SOB: Endings seem important on this album and you said you were in a bad mental state. Do you think it’s your last album?

I think at the moment it stands like 50/50. I took the fatalism of the things that seem to make sense, because I think four is a good number, you’re kind of part of the furniture, you’ve done a whole decade basically. Which is really reasonable. I always think it’s the last one, it’s always been really problematic. But then you go on tour and you start performing things live. But it’s hard because certain members are no longer there. But I kind of thought enough of a suspicion that it might be that it should feel a bit like a kind of curtain call.

SOB: You’re also playing in another band, Decius, why did you feel this need? 

My friends, the guys that produce Fat White‘s, had this tiny little independent label, they were like acid house dudes. They stopped doing that for a decade or two. This small indie label that we were on, about ten years ago, started making these acid tracks again and moving back towards dance music. They asked me to do some vocals on all of these tracks and it was loads of fun. And every now and then I would be like, I call it kind of getting my gimp on. You know, it’s kind of homoerotic, kind of like just tap into that kind of gap, you know, it’s all kind of highly affecting in high pitch kind of vocals. No, it’s just sex music. Sex club, weird, do weird shit with your body kind of music. But I really enjoyed making it. I always found it was kind of like an outlet. So it was like a bit of a holiday doing that band. Every few months, in the end, they would say, “I’ve got some new tracks come down and sing on this” , and you just make things up as you go along with that.

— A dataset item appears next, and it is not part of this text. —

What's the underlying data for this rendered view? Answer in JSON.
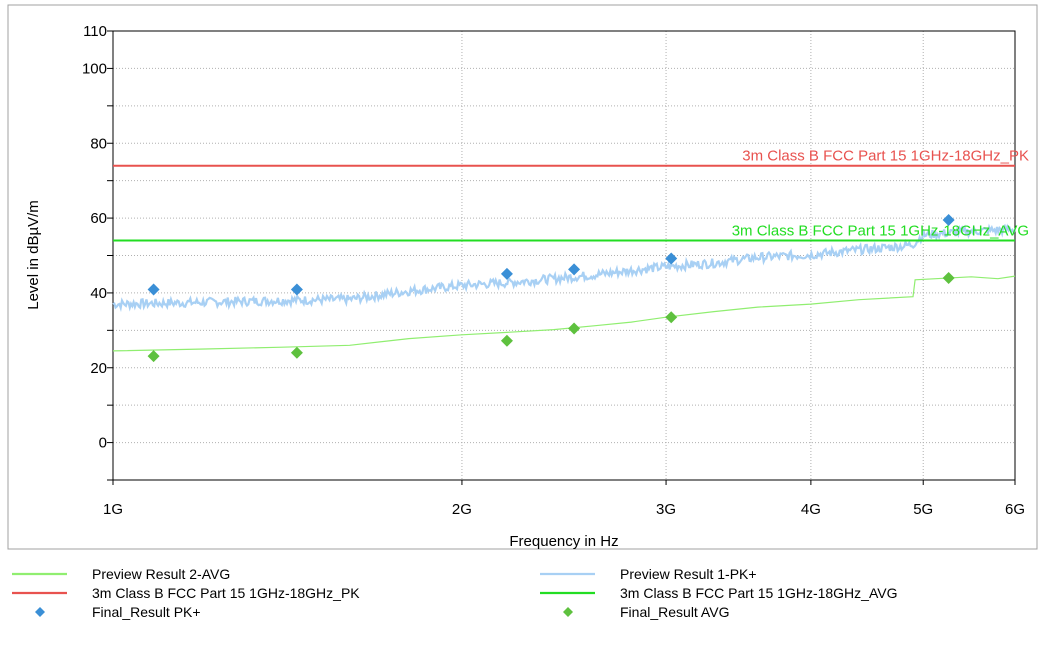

We did this for enough years that an album just appeared out of nothing without any effort whatsoever, you know? So then it’s like, Oh, let’s do it.

SOB: It’s kind of a holiday without drama? 

It’s completely drama free. 100% drama free. There’s drama but never interpersonal, it’s the opposite of that. If I didn’t know the project, I would run and I would never do that again.

SOB: About historical feuds, you’ve played with Pete Doherty… What do you think about The Libertines’ comeback?

I was a young bloke in London around the time that they were popular. I think they’d just put their second album out. But they were so famous, I kind of resented it like you do at this age. Anything too famous is just not cool. But then I kind of liked it, I kind of got into that weird mythos and stuff. And then I think Fat Whites was, you know, I think the Post Libertines period, there was all this schlocky romantic kind of English kind of stuff. There was a lot of bad stuff followed in its wake. I think Fat Whites were a bit of a reaction against that. It was kind of more like our own kind of cartoon industrial kind of singing or that kind of thing, as opposed to the kind of more twee version, I think. But now that another ten years have gone by, I kind of look at it with fondness, actually, I’ve got a bit of warmth for it and recently I have had a period of warmth. I mean there were some weird things about Pete Doherty, it’s a strange story. I just got kind of a bit of sweetness about the bloke,I liked him, straight off the bat! I think it’s pretty fucking nuts. The stuff you must’ve been through, you know? 

SOB: I don’t know if you’ve been following the news recently, but what’s your guess on what happened to Kate Middleton?

This is news to me. Maybe she’s in Peru or something or maybe she’s fucking sick of it. Maybe she’s shagging Harry. Maybe her and Prince Andrew, maybe they bought Epstein Island. They’ve set up shop and there’s a revival there.. I mean, if she’s like the new Maxwell, they’ve got a whole thing going out there !

SOB: I was wondering about the melody of the last song, it sounds like out of Cinderella

Is it from Cinderella? I think it’s definitely got something to do with Cinderella. Yeah, because I didn’t write the melody, Alex White did. Officially it’s not. But I mean, I guess it’s similar to it. You know, I’m sure he was deliberately ripping that off. You know what could be more final than that? If it is the last album, then it’s good to go out with Cinderella. She meets her prince and he still loves her with her rags on… That’s a good way to end, you know. That’s a good reference to bring.